Children born via cesarean section are slightly more likely than babies delivered vaginally to become heavy or obese, according to a new meta-analysis.
The results don't prove that c-sections cause kids to put on weight, but Dr Jianmeng Liu, one of the authors of the study and a professor at Peking University Health Science Center in China, said the link between the delivery and obesity is important to keep in mind.
"The potential health burden of obesity and other diseases associated with c-section births should not be neglected, even if its impact is modest," particularly given how often births happen that way, Dr Liu said.
Previous research has tied c-sections to a variety of untoward health outcomes in children, including asthma, allergies and diabetes.
How the study was done
Dr Liu said the relationship between the type of delivery and obesity among kids hasn't been as clear. The research team collected the results from nine studies that included more than 200 000 people.

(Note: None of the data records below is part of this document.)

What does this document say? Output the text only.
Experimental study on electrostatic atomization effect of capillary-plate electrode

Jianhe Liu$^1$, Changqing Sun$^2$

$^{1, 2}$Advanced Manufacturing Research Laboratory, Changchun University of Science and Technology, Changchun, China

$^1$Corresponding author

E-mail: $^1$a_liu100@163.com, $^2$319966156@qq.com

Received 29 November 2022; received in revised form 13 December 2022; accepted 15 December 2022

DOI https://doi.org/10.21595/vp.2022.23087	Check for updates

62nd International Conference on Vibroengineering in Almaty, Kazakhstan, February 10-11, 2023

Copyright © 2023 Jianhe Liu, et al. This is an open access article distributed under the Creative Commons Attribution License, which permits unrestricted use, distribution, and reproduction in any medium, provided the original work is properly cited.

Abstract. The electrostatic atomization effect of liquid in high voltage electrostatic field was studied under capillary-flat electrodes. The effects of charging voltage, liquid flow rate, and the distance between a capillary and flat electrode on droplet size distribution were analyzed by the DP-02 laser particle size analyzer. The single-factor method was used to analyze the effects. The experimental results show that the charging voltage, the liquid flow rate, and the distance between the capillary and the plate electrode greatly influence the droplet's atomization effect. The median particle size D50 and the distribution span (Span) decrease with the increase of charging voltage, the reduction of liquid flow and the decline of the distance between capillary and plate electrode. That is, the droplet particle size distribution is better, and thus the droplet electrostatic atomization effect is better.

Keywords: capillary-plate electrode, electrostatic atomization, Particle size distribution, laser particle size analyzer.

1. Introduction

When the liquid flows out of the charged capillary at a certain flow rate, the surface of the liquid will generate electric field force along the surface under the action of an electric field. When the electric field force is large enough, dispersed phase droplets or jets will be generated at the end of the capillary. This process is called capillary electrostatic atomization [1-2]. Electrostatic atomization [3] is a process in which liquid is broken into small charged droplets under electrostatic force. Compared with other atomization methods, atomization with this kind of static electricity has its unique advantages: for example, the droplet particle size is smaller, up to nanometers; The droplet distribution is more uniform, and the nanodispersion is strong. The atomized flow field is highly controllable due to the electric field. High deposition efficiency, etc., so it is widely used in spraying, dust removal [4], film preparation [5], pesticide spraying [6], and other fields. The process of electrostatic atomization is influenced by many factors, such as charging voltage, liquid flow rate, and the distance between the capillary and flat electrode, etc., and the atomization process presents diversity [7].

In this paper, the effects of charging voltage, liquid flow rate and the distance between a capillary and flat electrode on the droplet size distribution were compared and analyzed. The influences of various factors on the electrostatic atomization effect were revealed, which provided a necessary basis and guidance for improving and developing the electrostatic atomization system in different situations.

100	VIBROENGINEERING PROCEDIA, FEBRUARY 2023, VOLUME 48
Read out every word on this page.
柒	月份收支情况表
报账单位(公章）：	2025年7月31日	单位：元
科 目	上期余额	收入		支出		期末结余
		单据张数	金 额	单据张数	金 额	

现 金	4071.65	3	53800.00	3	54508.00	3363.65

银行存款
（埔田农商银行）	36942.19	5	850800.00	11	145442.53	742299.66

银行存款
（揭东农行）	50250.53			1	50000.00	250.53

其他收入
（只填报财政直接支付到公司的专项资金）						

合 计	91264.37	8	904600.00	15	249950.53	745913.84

People were 33% more likely to be overweight or obese if they were born by c-section, they reported in the International Journal of Obesity. The risk for childhood obesity in particular was somewhat higher - about a 40% increase over kids born vaginally.
Dr Liu said the increase in risk was modest, but that it persists into adulthood. When the researchers looked just at the studies on adults, they found that those who were born by c-section were 50% more likely to be obese than those who were born vaginally.
It's not clear why c-sections are tied to a better chance of being heavy. One possibility relates to the bacteria babies are exposed to when they are delivered vaginally, which might affect the way they process and store food, said Dr Liu.
C-sections linked with lower concentration
Additionally, Dr Liu added, researchers have suggested that c-sections are linked with a lower concentration in the umbilical cord of a hormone important in regulating weight and with a reduced rate of breastfeeding, "both of which are reported to be associated with an increased risk of later obesity."
Babies who are larger than normal are also more likely to be born via cesarean, but most of the studies Liu's team analysed took into account birth weight.
In the US now, one in four babies is born via c-section. Dr Liu said there's been concern that some of these are unnecessary, and given the potential negative impacts on children the unneeded ones should be curbed. "In clinical practice, (the) potential adverse impact of c-section should be considered by medical staff, and non-medically indicated elective c-section should be somewhat avoided, where possible," Dr Liu said.